Just a brief tidbit for now, since I'm trembling on the edge of sanity listening for any sound of malcontent that little Luke might utter.  Speaking of which, is there anything like a new baby that makes you "hush" at people  maniacly?  Even though this bundle of joy sleeps through Fred Flinstone snoring from Jonathan and stadium-quality sound projection from Meike, I am frantically "Shhh"-ing at sounds like dishes clinking together and toilet flushing.  Yes, my 5-week old's happiness does come before my cats' rights to drink out of a clean toilet, regardless of how they feel about it.

Back to the main story, I realized today that I am much more self consious now than I ever was before.  Aren't you supposed to become more confident with age?  I never used to look at other women and compare myself to them.  But I caught myself doing just that several times today.  We went out for a Father's Day dinner at a new restaurant called "Look at my Boobs."  Just kidding, I forget what it was called (I'll remember later, ramdomly, when it's no longer relevant); it was akin to Hooters, but with a classier decour and awesome food.  I'm not saying Hooters doesn't have good food- everyone talks about the wings, right? 

As I noticed Jonathan's wandering eyes, I began to take notice of the girls walking around.  Then I began to systematically take down each waitress (in my head at least).  Some of the following thoughts ran through my head:

"Yeah she has nice legs, but my boobs are totally bigger than hers." 
"My hair is so much nicer than hers; what a trashy color."
"I've had two kids and I'm not that jiggly."

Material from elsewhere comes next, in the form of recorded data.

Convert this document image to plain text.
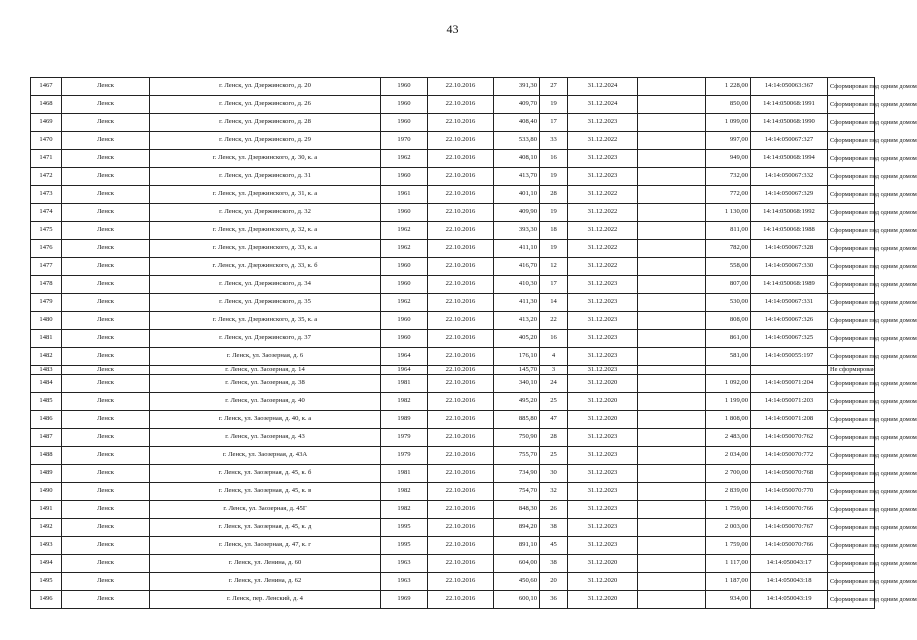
43
1467	Ленск	г. Ленск, ул. Дзержинского, д. 20	1960	22.10.2016	391,30	27	31.12.2024		1 228,00	14:14:050063:367	Сформирован под одним домом
1468	Ленск	г. Ленск, ул. Дзержинского, д. 26	1960	22.10.2016	409,70	19	31.12.2024		850,00	14:14:050068:1991	Сформирован под одним домом
1469	Ленск	г. Ленск, ул. Дзержинского, д. 28	1960	22.10.2016	408,40	17	31.12.2023		1 099,00	14:14:050068:1990	Сформирован под одним домом
1470	Ленск	г. Ленск, ул. Дзержинского, д. 29	1970	22.10.2016	533,80	33	31.12.2022		997,00	14:14:050067:327	Сформирован под одним домом
1471	Ленск	г. Ленск, ул. Дзержинского, д. 30, к. а	1962	22.10.2016	408,10	16	31.12.2023		949,00	14:14:050068:1994	Сформирован под одним домом
1472	Ленск	г. Ленск, ул. Дзержинского, д. 31	1960	22.10.2016	413,70	19	31.12.2023		732,00	14:14:050067:332	Сформирован под одним домом
1473	Ленск	г. Ленск, ул. Дзержинского, д. 31, к. а	1961	22.10.2016	401,10	28	31.12.2022		772,00	14:14:050067:329	Сформирован под одним домом
1474	Ленск	г. Ленск, ул. Дзержинского, д. 32	1960	22.10.2016	409,90	19	31.12.2022		1 130,00	14:14:050068:1992	Сформирован под одним домом
1475	Ленск	г. Ленск, ул. Дзержинского, д. 32, к. а	1962	22.10.2016	393,30	18	31.12.2022		811,00	14:14:050068:1988	Сформирован под одним домом
1476	Ленск	г. Ленск, ул. Дзержинского, д. 33, к. а	1962	22.10.2016	411,10	19	31.12.2022		782,00	14:14:050067:328	Сформирован под одним домом
1477	Ленск	г. Ленск, ул. Дзержинского, д. 33, к. б	1960	22.10.2016	416,70	12	31.12.2022		558,00	14:14:050067:330	Сформирован под одним домом
1478	Ленск	г. Ленск, ул. Дзержинского, д. 34	1960	22.10.2016	410,30	17	31.12.2023		807,00	14:14:050068:1989	Сформирован под одним домом
1479	Ленск	г. Ленск, ул. Дзержинского, д. 35	1962	22.10.2016	411,30	14	31.12.2023		530,00	14:14:050067:331	Сформирован под одним домом
1480	Ленск	г. Ленск, ул. Дзержинского, д. 35, к. а	1960	22.10.2016	413,20	22	31.12.2023		808,00	14:14:050067:326	Сформирован под одним домом
1481	Ленск	г. Ленск, ул. Дзержинского, д. 37	1960	22.10.2016	405,20	16	31.12.2023		861,00	14:14:050067:325	Сформирован под одним домом
1482	Ленск	г. Ленск, ул. Заозерная, д. 6	1964	22.10.2016	176,10	4	31.12.2023		581,00	14:14:050055:197	Сформирован под одним домом
1483	Ленск	г. Ленск, ул. Заозерная, д. 14	1964	22.10.2016	145,70	3	31.12.2023				Не сформирован
1484	Ленск	г. Ленск, ул. Заозерная, д. 38	1981	22.10.2016	340,10	24	31.12.2020		1 092,00	14:14:050071:204	Сформирован под одним домом
1485	Ленск	г. Ленск, ул. Заозерная, д. 40	1982	22.10.2016	495,20	25	31.12.2020		1 199,00	14:14:050071:203	Сформирован под одним домом
1486	Ленск	г. Ленск, ул. Заозерная, д. 40, к. а	1989	22.10.2016	885,80	47	31.12.2020		1 808,00	14:14:050071:208	Сформирован под одним домом
1487	Ленск	г. Ленск, ул. Заозерная, д. 43	1979	22.10.2016	750,90	28	31.12.2023		2 483,00	14:14:050070:762	Сформирован под одним домом
1488	Ленск	г. Ленск, ул. Заозерная, д. 43А	1979	22.10.2016	755,70	25	31.12.2023		2 034,00	14:14:050070:772	Сформирован под одним домом
1489	Ленск	г. Ленск, ул. Заозерная, д. 45, к. б	1981	22.10.2016	734,90	30	31.12.2023		2 700,00	14:14:050070:768	Сформирован под одним домом
1490	Ленск	г. Ленск, ул. Заозерная, д. 45, к. в	1982	22.10.2016	754,70	32	31.12.2023		2 839,00	14:14:050070:770	Сформирован под одним домом
1491	Ленск	г. Ленск, ул. Заозерная, д. 45Г	1982	22.10.2016	848,30	26	31.12.2023		1 759,00	14:14:050070:766	Сформирован под одним домом
1492	Ленск	г. Ленск, ул. Заозерная, д. 45, к. д	1995	22.10.2016	894,20	38	31.12.2023		2 003,00	14:14:050070:767	Сформирован под одним домом
1493	Ленск	г. Ленск, ул. Заозерная, д. 47, к. г	1995	22.10.2016	891,10	45	31.12.2023		1 759,00	14:14:050070:766	Сформирован под одним домом
1494	Ленск	г. Ленск, ул. Ленина, д. 60	1963	22.10.2016	604,00	38	31.12.2020		1 117,00	14:14:050043:17	Сформирован под одним домом
1495	Ленск	г. Ленск, ул. Ленина, д. 62	1963	22.10.2016	450,60	20	31.12.2020		1 187,00	14:14:050043:18	Сформирован под одним домом
1496	Ленск	г. Ленск, пер. Ленский, д. 4	1969	22.10.2016	600,10	36	31.12.2020		934,00	14:14:050043:19	Сформирован под одним домом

Regardless of the validity of my comparisons, I felt it necessary to one-up every girl that passed.  I never used to care about guys checking out other chicks.  Studies show that even babies prefer to look at attractive people.  And I've always been very confident.  If I'm going to waste my energy on being jealous, I should be comparing more useful things, like who gets more sleep and who gets thrown up on the least.
Is this just some postpartum craziness?  Will it go away in a few weeks when I feel less squishy (if I ever feel less squishy)?  Do any of you other new moms find yourself succumbing to any random insecurities?

1 comment:

  1. Maybe part of it is that, for the first time, you actually want to hang onto this love? Maybe you know feel that you truly have something to lose. Just an idea.